Sheep & totalitarians
“In the literal sense, the West triumphed in the Cold War,” wrote Theodore Dalrymple in “The Soviet Way” in Taki's Magazine on May 20. “Nevertheless, a kind of creeping Sovietization has overtaken it as if in revenge.”
Dalrymple, a contributing editor at the Manhattan Institute's City Journal and a retired physician who most recently practiced in a British inner-city hospital and as a prison psychiatrist, explained: “I don't want to exaggerate, or exaggerate much. We don't yet fear the midnight knock on the door, we are still free to go where we like, and we are not obliged to spend much of our lives seeking everyday commodities of which there are perpetual shortages.”
How, then, are we being Sovietized, other than perhaps by Donald Trump's association with Vladimir Putin? The process “is subtle and all the more insidious for that,” stated Dalrymple. The Eastern Bloc's “ubiquitous propaganda was not intended to persuade, much less to inform, but to humiliate; for citizens … had not merely to avoid contradicting it in public, but actually to agree with it in public. Therefore ... the less true and more outrageously false the propaganda was, the better. For to force people to assent to propositions that are outrageously false, on pain of losing their livelihoods or worse, was to ... make them docile, easily manipulated, and complicit in their own enslavement.”
Continued Dalrymple: “Increasingly ... we find ourselves in analogous situations, especially if we ... work for bureaucracies, whether governmental, quasi-governmental, supposedly independent, or commercial. We must not only keep silent about propositions that we find not only false but ridiculous, but assent to them, to ... demonstrate that we are ... on message . The message must never be of our own devising, or indeed attributable to anyone in particular.

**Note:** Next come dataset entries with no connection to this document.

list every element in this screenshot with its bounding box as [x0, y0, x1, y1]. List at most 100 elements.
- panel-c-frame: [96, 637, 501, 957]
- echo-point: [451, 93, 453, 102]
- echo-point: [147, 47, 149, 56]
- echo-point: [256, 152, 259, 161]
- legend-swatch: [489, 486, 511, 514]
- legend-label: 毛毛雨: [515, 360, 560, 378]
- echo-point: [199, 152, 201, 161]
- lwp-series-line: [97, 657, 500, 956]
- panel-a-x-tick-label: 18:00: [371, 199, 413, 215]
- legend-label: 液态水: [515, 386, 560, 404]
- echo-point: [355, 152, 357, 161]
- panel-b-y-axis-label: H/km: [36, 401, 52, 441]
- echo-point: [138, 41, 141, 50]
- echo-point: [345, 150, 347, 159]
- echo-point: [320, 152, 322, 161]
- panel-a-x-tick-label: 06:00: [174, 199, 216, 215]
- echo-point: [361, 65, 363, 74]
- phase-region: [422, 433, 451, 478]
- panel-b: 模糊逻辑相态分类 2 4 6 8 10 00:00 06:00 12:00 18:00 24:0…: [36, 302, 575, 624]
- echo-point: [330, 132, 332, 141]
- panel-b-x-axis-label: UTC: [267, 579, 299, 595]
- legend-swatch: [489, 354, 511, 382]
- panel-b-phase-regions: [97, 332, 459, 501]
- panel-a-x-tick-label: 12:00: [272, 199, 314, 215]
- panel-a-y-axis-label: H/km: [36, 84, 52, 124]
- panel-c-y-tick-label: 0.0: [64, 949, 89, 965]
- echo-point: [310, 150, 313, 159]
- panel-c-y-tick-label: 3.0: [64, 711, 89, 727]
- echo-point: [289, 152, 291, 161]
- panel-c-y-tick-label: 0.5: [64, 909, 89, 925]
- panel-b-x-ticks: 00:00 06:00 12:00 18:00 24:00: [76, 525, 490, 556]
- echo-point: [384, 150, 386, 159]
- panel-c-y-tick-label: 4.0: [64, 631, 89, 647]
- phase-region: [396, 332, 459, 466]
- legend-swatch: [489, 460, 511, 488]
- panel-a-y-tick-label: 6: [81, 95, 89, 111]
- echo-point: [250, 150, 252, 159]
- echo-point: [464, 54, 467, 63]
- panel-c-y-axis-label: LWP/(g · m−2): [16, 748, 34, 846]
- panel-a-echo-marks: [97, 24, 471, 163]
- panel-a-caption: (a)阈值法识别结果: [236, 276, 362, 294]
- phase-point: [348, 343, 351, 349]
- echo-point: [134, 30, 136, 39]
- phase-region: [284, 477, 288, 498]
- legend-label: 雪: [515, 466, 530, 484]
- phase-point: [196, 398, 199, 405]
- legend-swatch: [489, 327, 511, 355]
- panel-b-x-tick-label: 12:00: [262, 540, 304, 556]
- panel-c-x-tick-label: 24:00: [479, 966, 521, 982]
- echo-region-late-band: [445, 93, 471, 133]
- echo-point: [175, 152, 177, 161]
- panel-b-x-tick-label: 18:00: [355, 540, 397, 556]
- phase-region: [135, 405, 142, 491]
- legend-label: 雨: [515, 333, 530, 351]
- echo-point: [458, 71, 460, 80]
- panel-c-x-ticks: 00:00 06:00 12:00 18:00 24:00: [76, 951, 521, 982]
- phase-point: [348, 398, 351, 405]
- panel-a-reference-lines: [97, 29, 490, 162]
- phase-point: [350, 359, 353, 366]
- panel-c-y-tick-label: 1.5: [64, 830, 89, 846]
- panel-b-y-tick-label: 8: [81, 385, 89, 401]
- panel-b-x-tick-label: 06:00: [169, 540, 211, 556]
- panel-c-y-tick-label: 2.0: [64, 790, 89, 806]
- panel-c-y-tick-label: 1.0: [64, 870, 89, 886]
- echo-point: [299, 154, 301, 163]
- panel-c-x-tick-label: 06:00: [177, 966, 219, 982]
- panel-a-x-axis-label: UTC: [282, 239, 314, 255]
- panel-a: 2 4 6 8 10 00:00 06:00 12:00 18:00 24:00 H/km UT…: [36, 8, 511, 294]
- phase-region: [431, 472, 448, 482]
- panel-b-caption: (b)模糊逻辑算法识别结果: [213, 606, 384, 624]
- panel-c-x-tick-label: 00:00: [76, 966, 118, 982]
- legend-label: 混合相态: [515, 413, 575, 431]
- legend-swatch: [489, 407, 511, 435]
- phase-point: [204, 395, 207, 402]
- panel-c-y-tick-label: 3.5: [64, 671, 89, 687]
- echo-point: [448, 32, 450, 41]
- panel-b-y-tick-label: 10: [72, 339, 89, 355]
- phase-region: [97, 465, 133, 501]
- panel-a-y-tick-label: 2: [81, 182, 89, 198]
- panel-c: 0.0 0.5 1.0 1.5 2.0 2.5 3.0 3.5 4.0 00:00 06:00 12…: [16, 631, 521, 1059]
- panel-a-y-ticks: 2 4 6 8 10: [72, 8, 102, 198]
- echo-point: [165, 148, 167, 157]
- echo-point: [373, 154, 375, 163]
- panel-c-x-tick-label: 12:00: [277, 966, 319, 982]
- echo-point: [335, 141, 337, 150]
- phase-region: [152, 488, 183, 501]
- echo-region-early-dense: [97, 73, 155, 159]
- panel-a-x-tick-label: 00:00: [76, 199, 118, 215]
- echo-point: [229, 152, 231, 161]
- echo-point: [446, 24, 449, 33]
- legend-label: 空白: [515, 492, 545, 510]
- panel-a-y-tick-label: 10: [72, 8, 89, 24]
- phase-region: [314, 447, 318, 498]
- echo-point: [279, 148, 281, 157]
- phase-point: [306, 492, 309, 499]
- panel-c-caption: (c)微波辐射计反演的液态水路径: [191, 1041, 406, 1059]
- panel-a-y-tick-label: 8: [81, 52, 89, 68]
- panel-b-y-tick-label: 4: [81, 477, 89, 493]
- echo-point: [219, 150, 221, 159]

It must be absurd and unassailable at the same time.”
Dalrymple commended “The Invisible Book” by Sergei Dovlatov, a Russian writer who immigrated to the United States in 1978. “Possessed of a mordant wit, he was not much appreciated by the Brezhnev regime … .” His book “is well worth reading today, not only as a historical document but for what it tells us about our own situation: For ours is a golden age of ambitious mediocrity ... . And such was the underlying principle, never of course articulated, of the Soviet bureaucracy.”
Dalrymple continued: “There is nothing wrong with mediocrity, of course.” The societal crisis strikes when weakness triumphs. “Mediocrity ... is an unavoidable feature of the human condition; it becomes terrible only when ... it is allied to unbridled ambition and the urge to power. Mediocrity ... is harmful only when it wants to dominate.”
Democracy, primarily, is undermined where safety exists only for those who muzzle themselves.
“The kind of person who succeeded in the Soviet Union,” Dalrymple explained, was “either without ability” or “if they had ability and intelligence, they suppressed its exercise for the sake of a quiet and comfortable life. … Theirs was a kind of suffering, endured for the sake of a pension.”